Saí para caminhar no Lago Azul, hábito diário, mesmo sob um chuvisqueiro leve que prometia transformar-se em uma chuvarada de verdade. Embora já passasse das dezoito horas, o espaço do Lago estava ocupado pela criançada e seus pais, tios, amigos, que foram participar da chegada do Papai Noel; vindos dos bairros mais distantes da cidade, estiveram participando de atividades recreativas o dia todo. Caminhando mesmo, apenas eu e um outro rapaz que também não dá folga para as pernas nem aos domingos.
Picolé e algodão doce para todo lado, balões coloridos e, principalmente, as feições encantadas das crianças, provocaram-me uma sensação de nostalgia, trazendo à lembrança outras épocas, outros natais. Esse tipo de sentimento é muito comum e incentivado nesse período do ano; refletindo sobre essas coisas, remexendo o baú do imaginário, continuei meu exercício, deixando o pensamento vagar.
Chegando em frente ao Centro Cultural, havia uma outra movimentação, bem diferente daquela observada no lado oposto do Lago Azul, onde se concentravam as crianças que vieram aguardar a chegada de Papai Noel. Provavelmente, haveria uma apresentação de balé e, dos automóveis estacionados no local, desciam as crianças e seus pais. Lindas meninas, com suas fantasias caprichadas.
Próximo, estava um homem arriado na calçada, cercado de um grupo formado por três garotas, com idades, talvez, entre os 6 e os 9 anos; desejei que ele não estivesse tão bêbado a ponto de não conseguir reconduzir as meninas para casa.
De repente, desce de um automóvel uma fada. Uma visão vestida de tule branco, luvas de cetim, minúsculas flores douradas bordadas na saia do vestido e uma coroazinha de pedras coloridas enfeitando a cabeça mimosa; nas mãos, a varinha de condão.
A menina mais nova, cujo pai estatelado na calçada estava alheio a tudo, se pôs a perguntar, a voz frenética de criança emocionada: “Paiê... paiê, ela existe?” Dava tapinhas no ombro do homem, puxava a camiseta, tentando chamar sua atenção: “Ela é ‘qui nem’ o Papai Noel que existe ‘mais num’ existe, hem paiê ?” Perguntava, apontando para a garota com fantasia de fada.
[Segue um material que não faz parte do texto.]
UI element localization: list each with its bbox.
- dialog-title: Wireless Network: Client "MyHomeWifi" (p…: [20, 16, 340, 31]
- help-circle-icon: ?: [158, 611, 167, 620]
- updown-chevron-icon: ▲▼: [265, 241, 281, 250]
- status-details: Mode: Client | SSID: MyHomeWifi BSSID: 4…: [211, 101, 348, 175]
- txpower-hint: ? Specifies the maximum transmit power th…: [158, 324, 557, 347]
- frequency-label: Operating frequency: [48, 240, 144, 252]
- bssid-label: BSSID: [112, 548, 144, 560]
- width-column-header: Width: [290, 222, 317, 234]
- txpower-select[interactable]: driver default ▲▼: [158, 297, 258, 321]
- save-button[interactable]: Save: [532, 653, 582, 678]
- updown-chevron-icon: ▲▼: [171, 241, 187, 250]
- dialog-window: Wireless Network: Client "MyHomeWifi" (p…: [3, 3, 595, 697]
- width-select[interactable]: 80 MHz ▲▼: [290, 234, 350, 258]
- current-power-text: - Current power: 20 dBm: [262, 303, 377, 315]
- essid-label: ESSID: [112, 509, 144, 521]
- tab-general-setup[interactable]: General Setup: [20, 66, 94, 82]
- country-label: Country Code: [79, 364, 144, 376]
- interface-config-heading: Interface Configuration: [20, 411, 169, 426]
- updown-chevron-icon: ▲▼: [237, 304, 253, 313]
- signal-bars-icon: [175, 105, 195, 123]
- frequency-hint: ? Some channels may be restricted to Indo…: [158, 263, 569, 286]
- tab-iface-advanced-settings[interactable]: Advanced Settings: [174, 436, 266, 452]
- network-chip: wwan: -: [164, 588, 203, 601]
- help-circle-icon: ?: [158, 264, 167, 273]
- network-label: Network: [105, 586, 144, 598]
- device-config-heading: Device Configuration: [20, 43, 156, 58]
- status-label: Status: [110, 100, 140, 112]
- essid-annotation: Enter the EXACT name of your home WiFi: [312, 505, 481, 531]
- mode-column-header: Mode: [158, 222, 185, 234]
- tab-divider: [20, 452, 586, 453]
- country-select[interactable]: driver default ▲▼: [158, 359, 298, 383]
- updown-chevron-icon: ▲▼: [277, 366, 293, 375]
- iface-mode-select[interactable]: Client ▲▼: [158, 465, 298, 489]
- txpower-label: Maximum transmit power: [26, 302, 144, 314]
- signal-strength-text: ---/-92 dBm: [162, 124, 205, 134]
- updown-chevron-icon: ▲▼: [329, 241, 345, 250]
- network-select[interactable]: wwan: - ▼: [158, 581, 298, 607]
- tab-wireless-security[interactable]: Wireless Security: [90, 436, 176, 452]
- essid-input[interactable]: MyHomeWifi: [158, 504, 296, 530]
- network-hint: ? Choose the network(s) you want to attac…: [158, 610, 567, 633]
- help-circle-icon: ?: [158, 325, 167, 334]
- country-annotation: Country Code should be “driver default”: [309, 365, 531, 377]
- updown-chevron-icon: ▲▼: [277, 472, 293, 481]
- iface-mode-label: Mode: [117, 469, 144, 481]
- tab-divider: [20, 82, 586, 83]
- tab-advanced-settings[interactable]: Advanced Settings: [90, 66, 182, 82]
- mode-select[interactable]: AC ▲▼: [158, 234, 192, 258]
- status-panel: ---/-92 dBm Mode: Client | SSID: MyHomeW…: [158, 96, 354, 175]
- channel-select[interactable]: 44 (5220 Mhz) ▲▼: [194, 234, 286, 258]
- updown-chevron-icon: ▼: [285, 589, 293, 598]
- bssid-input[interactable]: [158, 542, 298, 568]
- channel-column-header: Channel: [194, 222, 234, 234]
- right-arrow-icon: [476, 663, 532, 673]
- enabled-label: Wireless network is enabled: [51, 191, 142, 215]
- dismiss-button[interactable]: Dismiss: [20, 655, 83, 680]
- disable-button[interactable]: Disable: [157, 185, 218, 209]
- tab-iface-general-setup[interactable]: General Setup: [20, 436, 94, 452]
A fada caminhava assistida pelo cortejo familiar, enquanto a menina gritava sua pergunta repetidamente aos ouvidos surdos do pai. Não sei se foi essa minha alma de poeta que vê significado em tudo, mas a cena e, sobretudo, a frase “existe mas não existe”, desvendaram aos meus olhos esses dois brasis tão diferentes que um deles parece ao outro que não existe.
Seguindo o impulso, sorri para a fada e sua mãe ao mesmo tempo que pegava a mão melada de sorvete da menininha e lhe explicava que sim, a outra garota era tão real quanto ela; temi o gesto, que felizmente não veio, de recusa e afastamento. As mãos das meninas se tocaram, a varinha de condão trocou de mãos, por alguns segundos.
Deixando as duas para trás, continuei o meu caminho, pensando nas tantas coisas que existem mas não existem, como o Papai Noel, as fadas, os objetos mágicos das estórias fantásticas... Lembrei-me das palavras do poeta mexicano, Octavio Paz: “Em minha utopia política nem todos são felizes, porém todos são responsáveis”. Esta sim, é uma varinha de condão possível, viável: a responsabilidade social.
Lembrei-me, ainda, de uma brincadeira dos meus tempos de garota, que retrata, em sua simplicidade, a história desigual das crianças brasileiras: “Eu sou pobre, pobre, pobre, de marré, marré, marré... eu sou pobre, pobre, pobre, de marré, dessi...”
Para quem é aprendiz, a vida está cheia de lições.